La sfida di Virgin per proteggere il clima

In occasione del Clinton Global Initiative, il noto miliardario Sir Richard Branson, fondatore dell'impero Virgin, il marchio che identifica flotte aeree, etichette discografiche, linee ferroviarie, e persino turismo aerospaziale, rende nota la nuova sfida imprenditoriale che lo impegnerà nel prossimo decennio: lo sviluppo del settore biocombustibili.

Secondo l'ottica di Virgin Group tutti gli imprenditori, soprattutto quelli che si occupano di trasporti, energia e, in particolare, di combustibili fossili come il carbone, dovrebbero schierarsi in prima linea nello sviluppo di strategie economiche che rispettino l'ambiente, ponendo particolare attenzione alla sostituzione delle fonti tradizionali di energia con quelle rinnovabili e alla mitigazione delle emissioni di gas climalteranti in atmosfera. A sostegno di questa posizione, tutti i proventi derivanti dai settori aviazione e trasporti ferroviari che la catena Virgin produrrà nei prossimi dieci anni - stimati in tre miliardi di dollari - saranno investiti in ricerca e sviluppo per la produzione e la distribuzione di nuovi biocarburanti da impiegare nei trasporti aereo e terrestre, e per la diffusione delle fonti rinnovabili.

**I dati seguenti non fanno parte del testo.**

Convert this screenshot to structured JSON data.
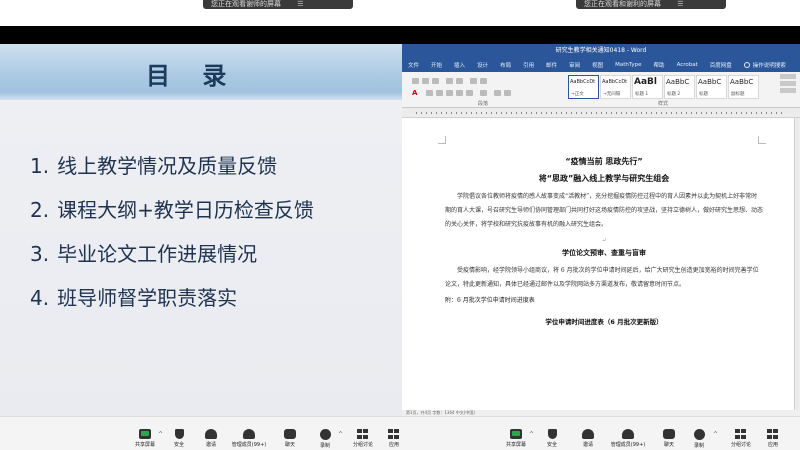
{
  "share_notices": [
    {
      "text": "您正在观看谢师的屏幕",
      "icon": "menu-icon"
    },
    {
      "text": "您正在观看和谢利的屏幕",
      "icon": "menu-icon"
    }
  ],
  "slide": {
    "title": "目 录",
    "items": [
      {
        "num": "1.",
        "text": "线上教学情况及质量反馈"
      },
      {
        "num": "2.",
        "text": "课程大纲+教学日历检查反馈"
      },
      {
        "num": "3.",
        "text": "毕业论文工作进展情况"
      },
      {
        "num": "4.",
        "text": "班导师督学职责落实"
      }
    ]
  },
  "word": {
    "window_title": "研究生教学相关通知0418 - Word",
    "tabs": [
      "文件",
      "开始",
      "插入",
      "设计",
      "布局",
      "引用",
      "邮件",
      "审阅",
      "视图",
      "MathType",
      "帮助",
      "Acrobat",
      "百度网盘"
    ],
    "tell_me": "操作说明搜索",
    "ribbon": {
      "group_paragraph": "段落",
      "group_styles": "样式",
      "styles": [
        {
          "preview": "AaBbCcDt",
          "name": "→正文",
          "size": "small"
        },
        {
          "preview": "AaBbCcDt",
          "name": "→无间隔",
          "size": "small"
        },
        {
          "preview": "AaBl",
          "name": "标题 1",
          "size": "big"
        },
        {
          "preview": "AaBbC",
          "name": "标题 2",
          "size": "mid"
        },
        {
          "preview": "AaBbC",
          "name": "标题",
          "size": "mid"
        },
        {
          "preview": "AaBbC",
          "name": "副标题",
          "size": "mid"
        }
      ]
    },
    "document": {
      "heading1": "“疫情当前 思政先行”",
      "heading2": "将“思政”融入线上教学与研究生组会",
      "para1": "学院倡议各位教师将疫情的感人故事变成“活教材”，充分挖掘疫情防控过程中的育人因素并以此为契机上好非常时期的育人大课，号召研究生导师们协同管理部门共同打好这场疫情防控的攻坚战，坚持立德树人，做好研究生思想、动态的关心关怀，将学校和研究抗疫故事有机的融入研究生组会。",
      "heading3": "学位论文预审、查重与盲审",
      "para2": "受疫情影响，经学院领导小组商议，将 6 月批次的学位申请时间延后，给广大研究生创造更加宽裕的时间完善学位论文，特此更新通知，具体已经通过邮件以及学院网站多方渠道发布，敬请留意时间节点。",
      "note": "附：6 月批次学位申请时间进度表",
      "table_title": "学位申请时间进度表（6 月批次更新版）"
    },
    "status": "第1页，共4页  字数：1364  中文(中国)"
  },
  "toolbar_left": [
    {
      "label": "共享屏幕",
      "icon": "share-screen-icon"
    },
    {
      "label": "安全",
      "icon": "shield-icon"
    },
    {
      "label": "邀请",
      "icon": "invite-icon"
    },
    {
      "label": "管理成员(99+)",
      "icon": "members-icon"
    },
    {
      "label": "聊天",
      "icon": "chat-icon"
    },
    {
      "label": "录制",
      "icon": "record-icon"
    },
    {
      "label": "分组讨论",
      "icon": "breakout-icon"
    },
    {
      "label": "应用",
      "icon": "apps-icon"
    }
  ],
  "toolbar_right": [
    {
      "label": "共享屏幕",
      "icon": "share-screen-icon"
    },
    {
      "label": "安全",
      "icon": "shield-icon"
    },
    {
      "label": "邀请",
      "icon": "invite-icon"
    },
    {
      "label": "管理成员(99+)",
      "icon": "members-icon"
    },
    {
      "label": "聊天",
      "icon": "chat-icon"
    },
    {
      "label": "录制",
      "icon": "record-icon"
    },
    {
      "label": "分组讨论",
      "icon": "breakout-icon"
    },
    {
      "label": "应用",
      "icon": "apps-icon"
    }
  ]
}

Nasce così Virgin Fuel che, grazie ad un primo stanziamento di 400 milioni di dollari, già nei prossimi tre anni realizzerà sette impianti per la produzione di bioetanolo (che, in virtù dell'adozione di un migliore processo, costeranno meno rispetto ai tradizionali impianti di bioetanolo derivato dal mais), tre dei quali in California, per un totale che, secondo le previsioni, nel 2009 raggiungerà quasi 1,7 miliardi di litri di bioetanolo annui (pari a circa 1,3 Mtep all'anno). Con questo investimento la Virgin contribuisce al raggiungimento del traguardo che la California ha stabilito per il 2010: la produzione interna del 20% dei biocombustibili utilizzati.
In realtà Virgin non è nuova all'adozione di soluzioni sostenibili. Ne sono esempio i treni elettrici che circolano nel Regno Unito, i quali, grazie al sistema di recupero energetico in frenata che consente di reimmettere in rete il 17% dell'energia impiegata, si classificano come i più efficienti treni di lunga tratta esistenti al mondo.
La società sta inoltre provvedendo ad adattare la sua flotta di treni diesel in modo che possano essere alimentati da mix di biocombustibili. Le novità riguardano anche i velivoli aerospaziali. Le nuove navicelle di Virgin Galactic produrranno, infatti, molte meno emissioni di qualsiasi mezzo mai lanciato nello spazio sino ad ora.

Virgin Fuel è solo il primo passo nell'applicazione della strategia energetica dello stravagante Sir inglese. Richard Branson sta mettendo in piedi un trust espressamente ambientale (Environmental Trust) entro cui saranno convogliati progetti che contrastino il cambiamento climatico. I fondi saranno destinati alle idee che il patron riterrà efficaci in questo senso …. S i accettano suggerimenti.